Reputation: 27
hello is there a way to print out the absolute frequencies of each word in a cluster? My Code looks like this:
vectorizer = TfidfVectorizer()
X = vectorizer.fit_transform(list)
true_k = 4
model = KMeans(n_clusters=true_k, init='k-means++', max_iter=100, n_init=1)
model.fit(X)
print("Top terms per cluster:")
order_centroids = model.cluster_centers_.argsort()[:, ::-1]

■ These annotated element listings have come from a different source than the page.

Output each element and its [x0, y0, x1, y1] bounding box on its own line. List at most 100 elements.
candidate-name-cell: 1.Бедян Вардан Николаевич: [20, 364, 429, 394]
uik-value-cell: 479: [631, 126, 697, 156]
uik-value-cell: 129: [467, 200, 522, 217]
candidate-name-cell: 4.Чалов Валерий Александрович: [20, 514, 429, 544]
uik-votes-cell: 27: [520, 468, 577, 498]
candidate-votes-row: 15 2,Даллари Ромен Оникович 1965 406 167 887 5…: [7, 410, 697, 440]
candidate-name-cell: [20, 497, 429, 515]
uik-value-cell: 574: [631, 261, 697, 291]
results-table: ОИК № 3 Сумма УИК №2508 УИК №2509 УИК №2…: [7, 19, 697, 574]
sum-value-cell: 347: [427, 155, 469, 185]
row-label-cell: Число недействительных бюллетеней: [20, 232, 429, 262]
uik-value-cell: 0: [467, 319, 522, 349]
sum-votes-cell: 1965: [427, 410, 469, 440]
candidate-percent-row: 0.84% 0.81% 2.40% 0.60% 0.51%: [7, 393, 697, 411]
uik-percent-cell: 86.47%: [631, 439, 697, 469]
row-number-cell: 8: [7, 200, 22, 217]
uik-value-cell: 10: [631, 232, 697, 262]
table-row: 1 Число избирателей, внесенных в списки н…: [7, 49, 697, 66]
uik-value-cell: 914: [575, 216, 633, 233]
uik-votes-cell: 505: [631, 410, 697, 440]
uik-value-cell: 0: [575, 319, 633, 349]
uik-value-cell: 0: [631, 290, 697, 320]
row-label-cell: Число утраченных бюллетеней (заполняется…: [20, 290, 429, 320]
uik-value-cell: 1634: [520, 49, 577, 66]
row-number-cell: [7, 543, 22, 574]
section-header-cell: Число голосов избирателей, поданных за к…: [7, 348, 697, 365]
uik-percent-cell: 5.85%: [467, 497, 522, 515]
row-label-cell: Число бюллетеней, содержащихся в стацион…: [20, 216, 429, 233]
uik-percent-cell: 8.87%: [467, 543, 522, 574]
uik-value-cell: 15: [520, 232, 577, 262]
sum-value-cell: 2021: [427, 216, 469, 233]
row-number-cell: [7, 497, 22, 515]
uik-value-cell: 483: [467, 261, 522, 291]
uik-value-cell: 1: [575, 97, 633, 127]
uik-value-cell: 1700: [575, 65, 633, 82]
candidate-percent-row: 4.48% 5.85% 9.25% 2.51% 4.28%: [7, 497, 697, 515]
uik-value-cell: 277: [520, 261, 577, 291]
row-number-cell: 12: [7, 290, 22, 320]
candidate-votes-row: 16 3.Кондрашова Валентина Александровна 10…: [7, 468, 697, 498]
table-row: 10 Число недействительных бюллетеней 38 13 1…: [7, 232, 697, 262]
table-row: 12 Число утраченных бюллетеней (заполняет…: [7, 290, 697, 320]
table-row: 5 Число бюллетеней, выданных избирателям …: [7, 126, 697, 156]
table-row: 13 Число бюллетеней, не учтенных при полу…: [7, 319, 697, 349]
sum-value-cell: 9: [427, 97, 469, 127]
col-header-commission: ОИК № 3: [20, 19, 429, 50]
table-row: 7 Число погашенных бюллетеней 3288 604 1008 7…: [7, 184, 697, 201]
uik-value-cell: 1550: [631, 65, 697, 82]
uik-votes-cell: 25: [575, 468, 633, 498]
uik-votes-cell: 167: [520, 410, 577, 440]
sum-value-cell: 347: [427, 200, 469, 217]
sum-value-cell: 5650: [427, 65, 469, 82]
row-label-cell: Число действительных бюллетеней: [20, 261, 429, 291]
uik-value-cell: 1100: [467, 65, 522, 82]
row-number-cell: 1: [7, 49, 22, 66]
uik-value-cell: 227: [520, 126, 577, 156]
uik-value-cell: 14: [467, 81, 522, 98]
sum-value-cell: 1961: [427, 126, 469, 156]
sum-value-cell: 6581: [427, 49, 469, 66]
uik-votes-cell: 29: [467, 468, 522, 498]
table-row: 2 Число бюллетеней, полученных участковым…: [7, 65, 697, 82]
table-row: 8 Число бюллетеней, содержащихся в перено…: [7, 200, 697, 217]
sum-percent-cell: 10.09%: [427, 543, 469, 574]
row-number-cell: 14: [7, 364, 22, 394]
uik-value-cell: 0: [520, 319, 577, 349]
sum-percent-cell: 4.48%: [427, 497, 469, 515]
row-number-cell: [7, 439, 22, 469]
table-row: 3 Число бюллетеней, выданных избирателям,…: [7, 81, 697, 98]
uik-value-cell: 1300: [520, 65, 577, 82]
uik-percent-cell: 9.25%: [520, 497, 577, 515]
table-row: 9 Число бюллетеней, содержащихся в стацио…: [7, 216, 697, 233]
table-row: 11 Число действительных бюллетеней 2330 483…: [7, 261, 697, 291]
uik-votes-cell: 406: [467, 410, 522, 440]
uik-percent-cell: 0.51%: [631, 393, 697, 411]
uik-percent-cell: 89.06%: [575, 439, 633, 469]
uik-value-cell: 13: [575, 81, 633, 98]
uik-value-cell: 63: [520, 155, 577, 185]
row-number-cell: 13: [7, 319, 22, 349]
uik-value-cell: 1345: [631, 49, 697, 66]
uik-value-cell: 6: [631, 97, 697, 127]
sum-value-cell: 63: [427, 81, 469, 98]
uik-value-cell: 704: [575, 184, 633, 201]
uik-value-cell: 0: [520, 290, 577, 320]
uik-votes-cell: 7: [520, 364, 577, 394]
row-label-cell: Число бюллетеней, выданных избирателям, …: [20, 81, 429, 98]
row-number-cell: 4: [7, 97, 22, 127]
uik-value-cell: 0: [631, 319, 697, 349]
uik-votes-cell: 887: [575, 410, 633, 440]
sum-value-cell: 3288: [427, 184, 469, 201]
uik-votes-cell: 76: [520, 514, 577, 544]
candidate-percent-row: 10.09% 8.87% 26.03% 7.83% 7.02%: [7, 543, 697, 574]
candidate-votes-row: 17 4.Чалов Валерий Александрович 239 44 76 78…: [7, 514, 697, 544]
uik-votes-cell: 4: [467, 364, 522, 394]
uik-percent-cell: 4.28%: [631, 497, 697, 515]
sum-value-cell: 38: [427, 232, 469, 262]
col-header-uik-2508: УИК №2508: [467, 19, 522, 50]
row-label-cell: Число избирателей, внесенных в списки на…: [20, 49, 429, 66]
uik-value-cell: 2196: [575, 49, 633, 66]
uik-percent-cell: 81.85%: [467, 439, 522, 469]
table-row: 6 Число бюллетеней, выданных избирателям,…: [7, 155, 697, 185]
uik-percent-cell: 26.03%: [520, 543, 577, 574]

terms = vectorizer.get_feature_names()
for i in range(true_k):
print("Cluster %d:" % i,)
for ind in order_centroids[i, :5]:
print(' %s' % terms[ind],)
print
My results are e.g.:
Top Terms per Cluster:
Cluster 0:
house
roof
table
chair
tv
Cluster 1:
...
But I want something like this, with absolute frequencies of each word:
Cluster 0:
house 65
roof 45
table 44
chair 33
tv 18
Thank you in advance :)
Upvotes: 0
Views: 542
Reputation: 701
Not sure what is the need of tfidfvectorizer on words. But anyway using kmeans just predict on the cluster label for each word. And simply check word frequency in each cluster by doing a df[df.cluster==#somelabel].words.value_counts
import pandas as pd
from sklearn.feature_extraction.text import TfidfVectorizer
from sklearn.cluster import KMeans
words = ['this','is','a','very','long','text','my','name','is','not','cortana','today','I','will',
'write','a','long','text','I','am','from','planet','earth','this','text','does','not','make',
'sense']
#tfidf
vectorizer = TfidfVectorizer()
X = vectorizer.fit_transform(words)
#kmeans
true_k = 4
model = KMeans(n_clusters=true_k, init='k-means++', max_iter=100, n_init=1)
model.fit(X)
lab = model.predict(X)
#save cluster labels for each sample in a dataframe
df = pd.DataFrame({'words':words, 'cluster':lab})
#check word freq for cluster==1
df[df.cluster==1].words.value_counts()
Upvotes: 2